The Centrality of Employability in the BA (Hons) in Hand Embroidery for Fashion, Interiors, Textile Art
This paper explores how and why the School has put employability at the heart of its degree programme and the student experience. The approaches taken include engagement with live projects, seeking out new opportunities for students to work with practitioners and welcoming the unexpected requests where they can be incorporated within or alongside the course.
The paper will first discuss the naming of the course and how this underpins the breadth of focus within the course, giving students the opportunity to find their own preferred areas through experience, rather than assumption.
It will then review the approach that has been taken to the live project, giving students a real experience that may include factors of time, budget, collaborative working, etc in response to the brief.
The paper also examines the relationships within the industry and how this has led to invitations to students to participate in third party experiences in fashion, haute couture, film costume and more.
The final section will look at how the course responds to external opportunities that it is believed will give students a worthwhile experience.
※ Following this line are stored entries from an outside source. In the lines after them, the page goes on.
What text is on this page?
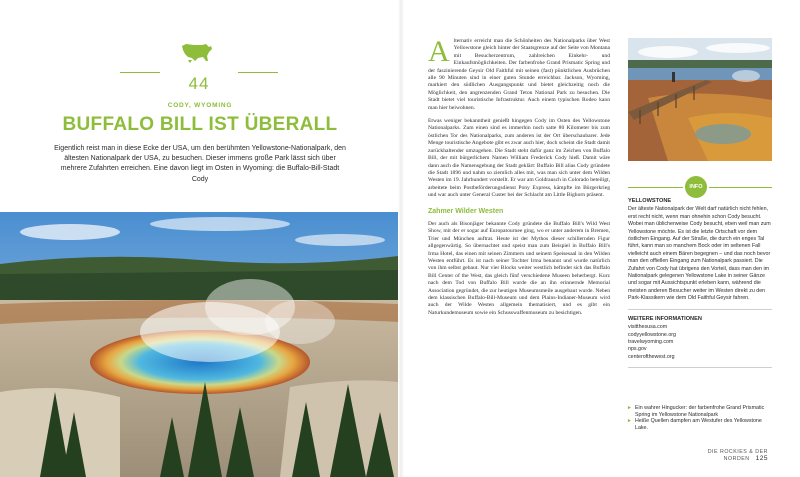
44
CODY, WYOMING
BUFFALO BILL IST ÜBERALL
Eigentlich reist man in diese Ecke der USA, um den berühmten Yellowstone-Nationalpark, den ältesten Nationalpark der USA, zu besuchen. Dieser immens große Park lässt sich über mehrere Zufahrten erreichen. Eine davon liegt im Osten in Wyoming: die Buffalo-Bill-Stadt Cody
Alternativ erreicht man die Schönheiten des Nationalparks über West Yellowstone gleich hinter der Staatsgrenze auf der Seite von Montana mit Besucherzentrum, zahlreichen Einkehr- und Einkaufsmöglichkeiten. Der farbenfrohe Grand Prismatic Spring und der faszinierende Geysir Old Faithful mit seinen (fast) pünktlichen Ausbrüchen alle 90 Minuten sind in einer guten Stunde erreichbar. Jackson, Wyoming, markiert den südlichen Ausgangspunkt und bietet gleichzeitig noch die Möglichkeit, den angrenzenden Grand Teton National Park zu besuchen. Die Stadt bietet viel touristische Infrastruktur. Auch einem typischen Rodeo kann man hier beiwohnen.
Etwas weniger bekanntheit genießt hingegen Cody im Osten des Yellowstone Nationalparks. Zum einen sind es immerhin noch satte 80 Kilometer bis zum östlichen Tor des Nationalparks, zum anderen ist der Ort überschaubarer. Jede Menge touristische Angebote gibt es zwar auch hier, doch scheint die Stadt damit zurückhaltender umzugehen. Die Stadt steht dafür ganz im Zeichen von Buffalo Bill, der mit bürgerlichem Namen William Frederick Cody hieß. Damit wäre dann auch die Namensgebung der Stadt geklärt: Buffalo Bill alias Cody gründete die Stadt 1896 und nahm so ziemlich alles mit, was man sich unter dem Wilden Westen im 19. Jahrhundert vorstellt. Er war am Goldrausch in Colorado beteiligt, arbeitete beim Postbeförderungsdienst Pony Express, kämpfte im Bürgerkrieg und war auch unter General Custer bei der Schlacht am Little Bighorn präsent.
Zahmer Wilder Westen
Der auch als Bisonjäger bekannte Cody gründete die Buffalo Bill's Wild West Show, mit der er sogar auf Europatournee ging, wo er unter anderem in Bremen, Trier und München auftrat. Heute ist der Mythos dieser schillernden Figur allgegenwärtig. So übernachtet und speist man zum Beispiel in Buffalo Bill's Irma Hotel, das einen mit seinen Zimmern und seinem Speisesaal in den Wilden Westen entführt. Es ist nach seiner Tochter Irma benannt und wurde natürlich von ihm selbst gebaut. Nur vier Blocks weiter westlich befindet sich das Buffalo Bill Center of the West, das gleich fünf verschiedene Museen beherbergt. Kurz nach dem Tod von Buffalo Bill wurde die an ihn erinnernde Memorial Association gegründet, die zur heutigen Museumsmeile ausgebaut wurde. Neben dem klassischen Buffalo-Bill-Museum und dem Plains-Indianer-Museum wird auch der Wilde Westen allgemein thematisiert, und es gibt ein Naturkundemuseum sowie ein Schusswaffenmuseum zu besichtigen.
INFO
YELLOWSTONE
Der älteste Nationalpark der Welt darf natürlich nicht fehlen, erst recht nicht, wenn man ohnehin schon Cody besucht. Wobei man üblicherweise Cody besucht, eben weil man zum Yellowstone möchte. Es ist die letzte Ortschaft vor dem östlichen Eingang. Auf der Straße, die durch ein enges Tal führt, kann man so manchem Bock oder im seltenen Fall vielleicht auch einem Bären begegnen – und das noch bevor man den offiellen Eingang zum Nationalpark passiert. Die Zufahrt von Cody hat übrigens den Vorteil, dass man den im Nationalpark gelegenen Yellowstone Lake in seiner Gänze und sogar mit Aussichtspunkt erleben kann, während die meisten anderen Besucher weiter im Westen direkt zu den Park-Klassikern wie dem Old Faithful Geysir fahren.
WEITERE INFORMATIONEN
visitthesusa.com
codyyellowstone.org
travelwyoming.com
nps.gov
centerofthewest.org
▸ Ein wahrer Hingucker: der farbenfrohe Grand Prismatic Spring im Yellowstone Nationalpark
▸ Heiße Quellen dampfen am Westufer des Yellowstone Lake.
DIE ROCKIES & DER NORDEN 125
Though these may run alongside the course rather than a core part of it, it will show how these can still be a recognisable part of student experience and recorded as part of the student’s research and experimentation.
Such opportunities help students to understand various elements of future employment, especially where they are likely to be self employed, including time planning and competing deadlines, budgets, responding to third party briefs, working on something that might become repetitious and continuing to enhance their skills. All of these areas are offered to the students, along with a focus on the value of hand embroidery and its worth as more than something only found in the backroom atelier.